Don't forget this site is pretty well global now, what's works in your area, doesn't in others.

Bill


----------



## Antlerart06 (Feb 28, 2011)

I like Commercial there always a place to pile snow Driveways you always run out room after first 15''
Plus 1 small Commercial lot price = to 4-5 driveways and Less driving around On driveways my self don't get to do much salting 

Less backing up in tight areas to


----------



## MSsnowplowing (Nov 1, 2012)

When I started I looked at the market and decided to go strictly commercial. 

Too many guys with plows on their trucks doing Resid. for $20 to $30 a pop.

While I found commercial is a bit harder to start in, once it gets going and you get your name out there and show that your dependable and do good work it starts rolling.

I try to stay around 12 to 15 contracts a year, I could take on more and much bigger contracts but that just increases the PITA factor. 

12 to 15 a year keeps me and my guys busy, makes us some money, and we don't have to deal with major PITA issues.

I don't have a ulcer, I don't worry during big storms, I know we can handle anything and get the job done -(Nemo was the test and we passed it with flying colors, every one of our contracts was done and blacktop by Sunday afternoon, even if no one could get to their properties till Monday/Tuesday because the state was still closed down)

I say for anyone starting out, try for a 50/50 mix of the two and see what is best for you and what your area supports better.


----------



## 1olddogtwo (Aug 6, 2007)

I don't even plow her side of the driveway..... she's has a shovel.....LOL. 

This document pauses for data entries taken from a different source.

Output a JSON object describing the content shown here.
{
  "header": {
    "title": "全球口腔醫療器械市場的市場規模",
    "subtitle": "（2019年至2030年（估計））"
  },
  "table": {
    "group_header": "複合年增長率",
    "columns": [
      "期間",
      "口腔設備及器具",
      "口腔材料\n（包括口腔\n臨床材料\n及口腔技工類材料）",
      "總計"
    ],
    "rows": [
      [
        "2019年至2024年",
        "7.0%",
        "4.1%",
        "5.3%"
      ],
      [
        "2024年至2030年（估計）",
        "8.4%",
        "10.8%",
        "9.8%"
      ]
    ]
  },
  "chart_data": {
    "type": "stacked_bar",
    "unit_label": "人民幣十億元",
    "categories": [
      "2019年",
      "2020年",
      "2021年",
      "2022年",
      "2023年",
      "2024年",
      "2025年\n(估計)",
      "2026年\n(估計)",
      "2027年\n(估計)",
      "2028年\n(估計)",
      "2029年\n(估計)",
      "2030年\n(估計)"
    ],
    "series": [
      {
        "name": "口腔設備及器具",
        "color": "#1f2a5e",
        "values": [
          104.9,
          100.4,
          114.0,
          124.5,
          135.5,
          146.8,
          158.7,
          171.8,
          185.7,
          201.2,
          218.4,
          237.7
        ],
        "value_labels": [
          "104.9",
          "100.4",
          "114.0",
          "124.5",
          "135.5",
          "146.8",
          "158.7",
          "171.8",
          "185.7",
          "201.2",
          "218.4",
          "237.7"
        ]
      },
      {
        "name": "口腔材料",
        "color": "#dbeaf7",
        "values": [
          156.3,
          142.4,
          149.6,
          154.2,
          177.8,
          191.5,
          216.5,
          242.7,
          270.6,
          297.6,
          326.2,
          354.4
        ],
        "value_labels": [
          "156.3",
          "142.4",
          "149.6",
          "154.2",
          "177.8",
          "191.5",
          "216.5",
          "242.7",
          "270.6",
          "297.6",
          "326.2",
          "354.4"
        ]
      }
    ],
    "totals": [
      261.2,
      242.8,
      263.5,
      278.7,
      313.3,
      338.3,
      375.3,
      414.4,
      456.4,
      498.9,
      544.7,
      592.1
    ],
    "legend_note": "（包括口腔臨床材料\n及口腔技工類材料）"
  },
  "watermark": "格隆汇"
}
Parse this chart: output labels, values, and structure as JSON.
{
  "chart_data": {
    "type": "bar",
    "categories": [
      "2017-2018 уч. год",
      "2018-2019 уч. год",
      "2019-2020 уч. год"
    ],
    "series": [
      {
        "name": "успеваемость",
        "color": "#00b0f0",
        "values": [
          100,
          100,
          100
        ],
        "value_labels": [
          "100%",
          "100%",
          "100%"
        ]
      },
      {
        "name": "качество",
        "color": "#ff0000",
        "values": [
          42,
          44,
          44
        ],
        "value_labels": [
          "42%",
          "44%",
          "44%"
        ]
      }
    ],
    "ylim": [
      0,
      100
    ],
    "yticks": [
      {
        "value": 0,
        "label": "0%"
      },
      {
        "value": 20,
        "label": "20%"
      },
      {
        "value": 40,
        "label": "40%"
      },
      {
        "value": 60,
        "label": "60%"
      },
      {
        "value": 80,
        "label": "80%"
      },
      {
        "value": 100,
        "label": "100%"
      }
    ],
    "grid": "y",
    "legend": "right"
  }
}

I have a few on call that want the heavy snow plowed. I charge them plenty cause I don't want them, but the pocket cash is nice.


----------



## 94gt331 (Oct 21, 2011)

Everyone has good points here, and I think it just comes down to what your comfortable dealing with. For me snow removal is a extra income in the winter time to help pay the bills etc. I do enjoy doing snow removal but I work hard 9 months landscaping that I guess I don't want a huge snow removal operation to increase my stress level. Last year I gave up 8 or so nice commercial lots to lessen my burden and I feel better now. We maintain 44 locations and 30 are driveways, the rest are comercial and apts etc and private lanes. There's pros and con's to each side. If I was geared toward a succesful snow operation I would only do commercial seeing you can make larger amounts of money and I think it's easier on your equiptment also. I kind of like the resedential side right now and maybe some day that might be all I do. Maybe get a tractor and a blower too.


----------